Il ne ressort pas de la procédure que cette écriture aurait été transmise à B______ et A______.

f. Par requête du 9 mars 2023, le mineur D______, représenté par sa mère, a sollicité de la Justice de paix la désignation d’un représentant officiel de la communauté héréditaire, aux fins notamment de gérer la déclaration de succession, de liquider l’entreprise individuelle « E______ » et de restructurer l’entreprise à responsabilité limitée « O______ Sàrl », démarches qui étaient mises à mal par les difficultés de communication rencontrées par les héritiers.

g. Par décision DJP/209/2023 du 15 juin 2023, la Justice de paix a désigné P______, avocat, aux fonctions de représentant de la communauté héréditaire de E______ et lui a conféré le pouvoir général de représenter la succession, de l’administrer et de préparer le partage. La Justice de paix a retenu l’existence d’une mésentente importante au sein de l’hoirie, qui ne permettait pas la prise de décisions unanimes et de régler les affaires courantes, alors même que le patrimoine successoral était d’importance et qu’il commandait des actions concrètes.

B______ et A______ ont formé appel auprès de la Cour de justice contre cette décision; la procédure est actuellement pendante.

B. a. Le 29 juin 2023, le Tribunal de protection a rendu la décision suivante (DTAE/4980/2023), adressées à B______ et A______: «Concerne : mineur D______, né le ______ 2007Mesdames, Compte tenu de la récente désignation d’un représentant de la communauté héréditaire de feu Monsieur E______, nous ne traiterons pas davantage votre requête en nomination d’un curateur de représentation au mineur susnommé, aux fins de le représenter dans la succession. En tant que de besoin, la présente vaut refus de dite nomination ».

C. a. Le 7 août 2023, B______ et A______ ont formé recours auprès de la Chambre de surveillance de la Cour de justice (ci-après: la Chambre de surveillance) contre cette décision, reçue le 6 juillet 2023, concluant à son annulation et à la nomination d’un curateur de représentation en faveur de D______ dans le cadre de la succession ouverte après le décès de son père, E______, les frais et dépens devant être mis à la charge du mineur. Subsidiairement, les recourantes ont conclu au renvoi de la cause au Tribunal de protection afin qu’il procède à la nomination du curateur.

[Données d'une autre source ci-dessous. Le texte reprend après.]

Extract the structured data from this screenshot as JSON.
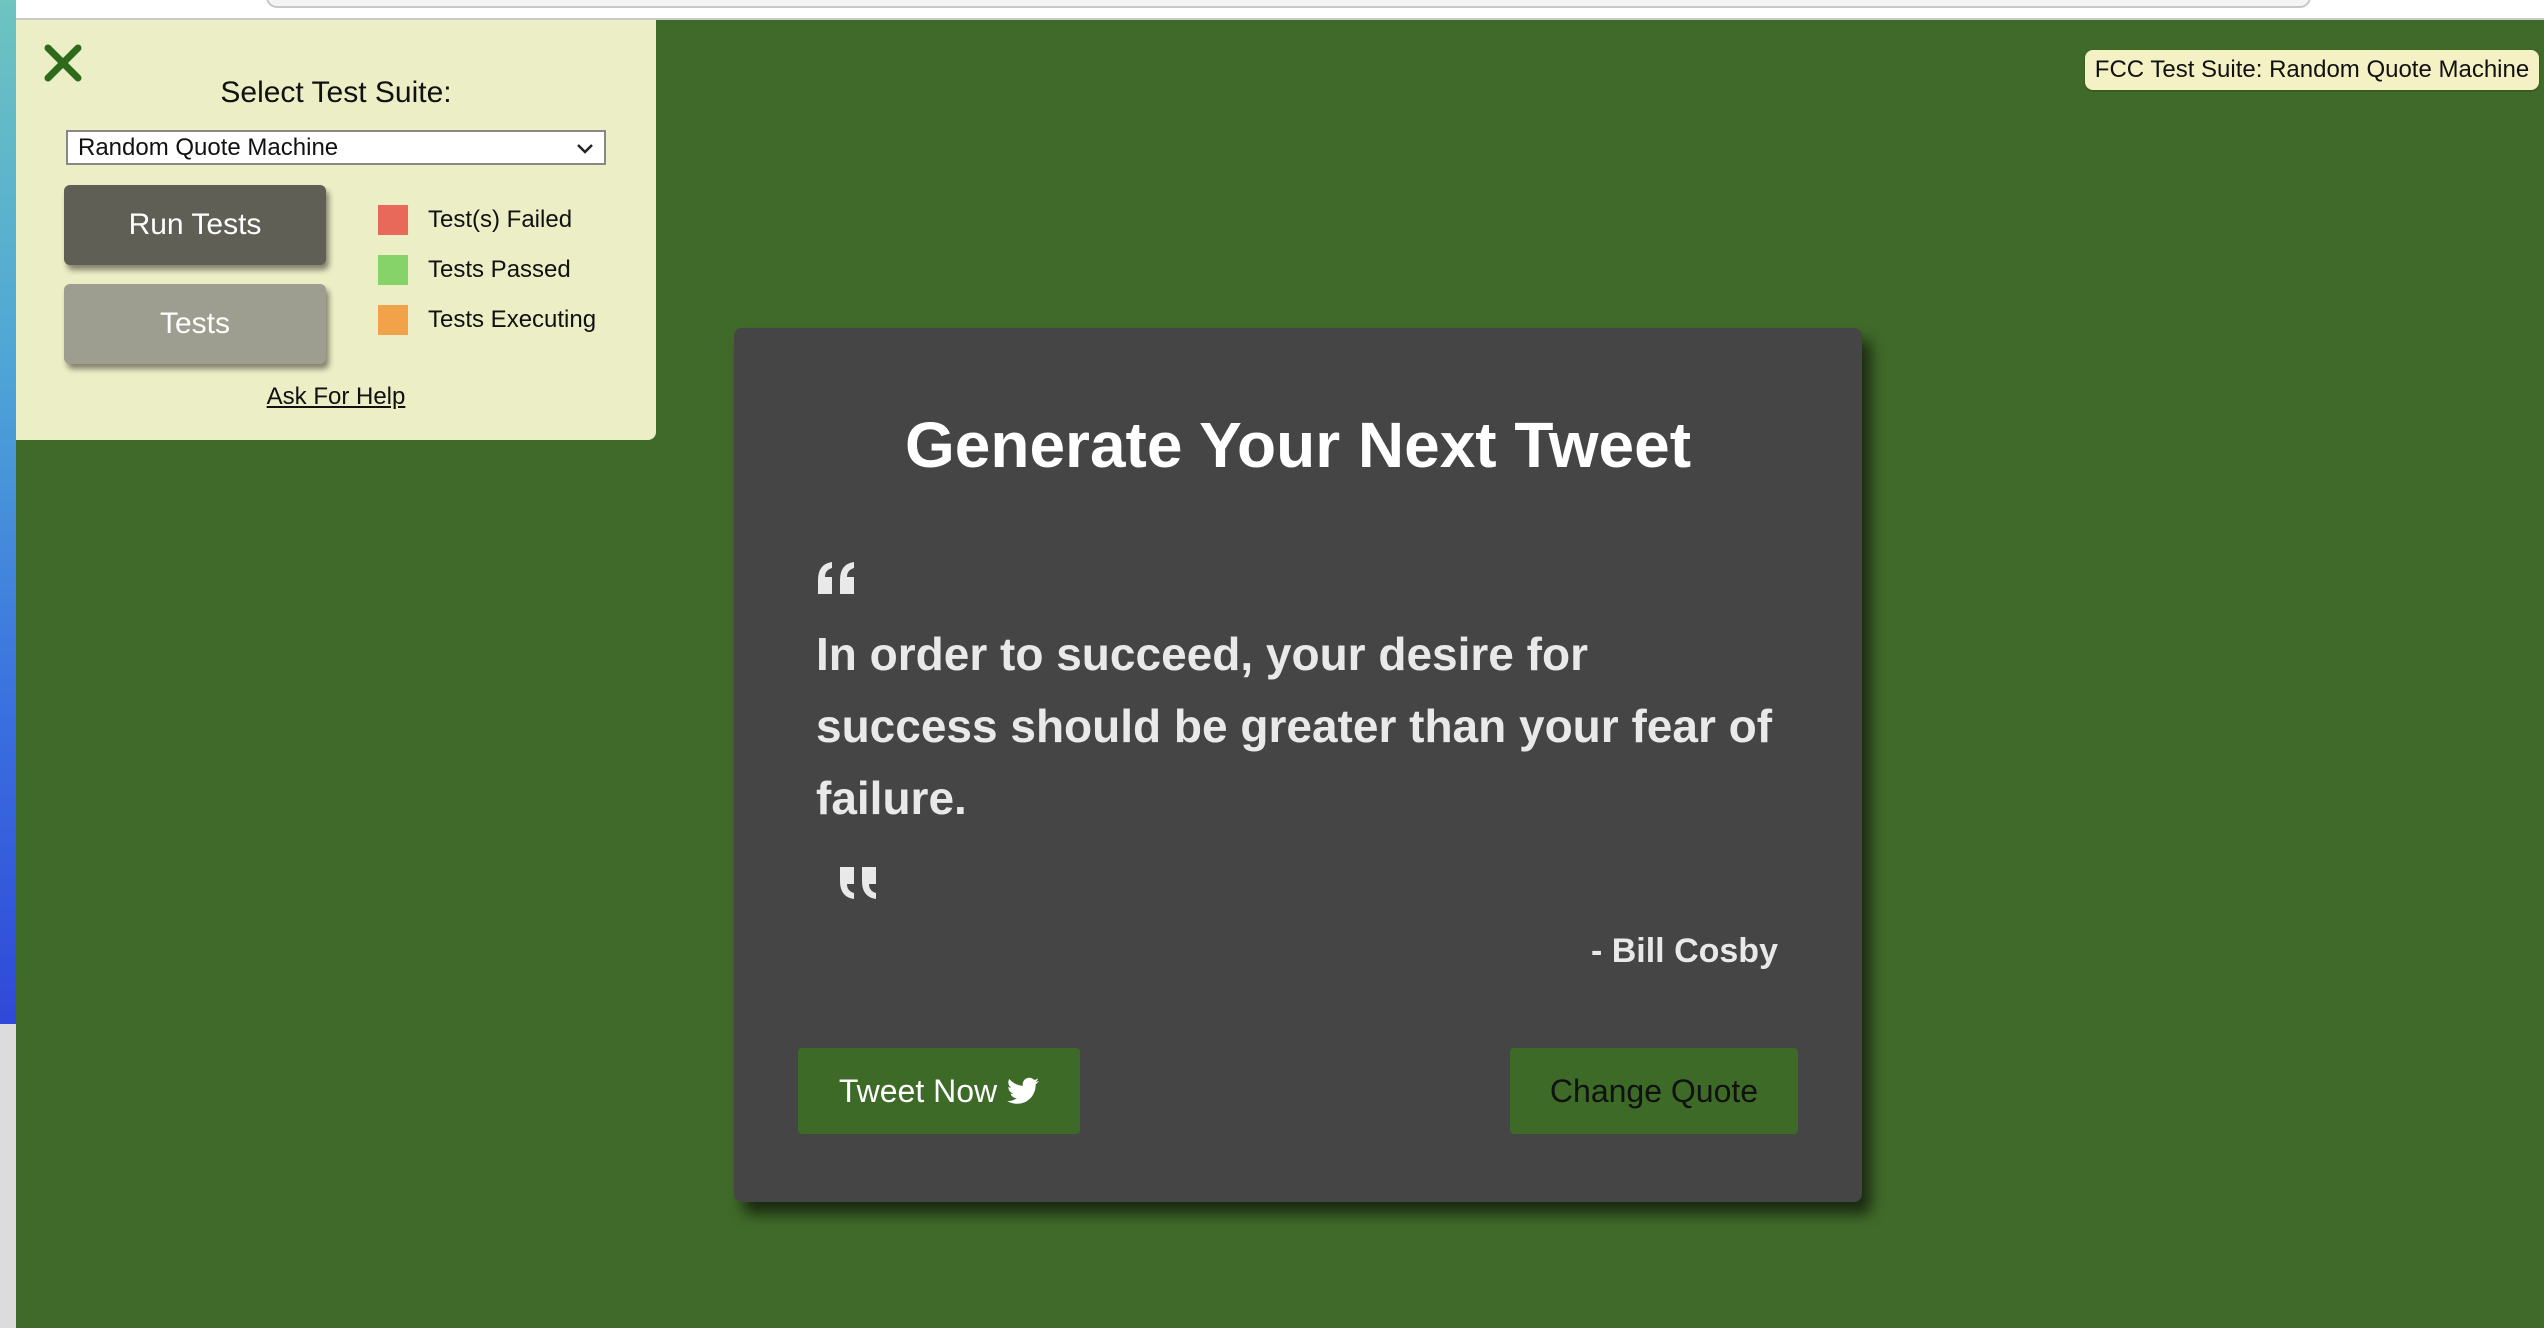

Les recourantes ont notamment allégué que C______ s’était montrée hostile et ambiguë dans ses comportements à leur égard. Elle avait par ailleurs multiplié les agissements contraires à l’intérêt de son fils D______, notamment en prélevant indument plusieurs montants sur l’un des comptes du défunt. Une plainte pénale avait été déposée auprès du Ministère public. C______ avait en outre autorisé délibérément des tiers à s’immiscer dans les affaires de la succession, faisant ainsi obstacle au partage serein de celle-ci. La « survie financière » de C______, sans activité lucrative depuis de nombreuses années et qui avait vécu « aux crochets » de E______, dépendait désormais et exclusivement de l’héritage potentiel de son fils, qu’elle tentait d’ores et déjà de capter au détriment de celui-ci. Il convenait par conséquent de distinguer les intérêts du mineur de ceux de sa mère.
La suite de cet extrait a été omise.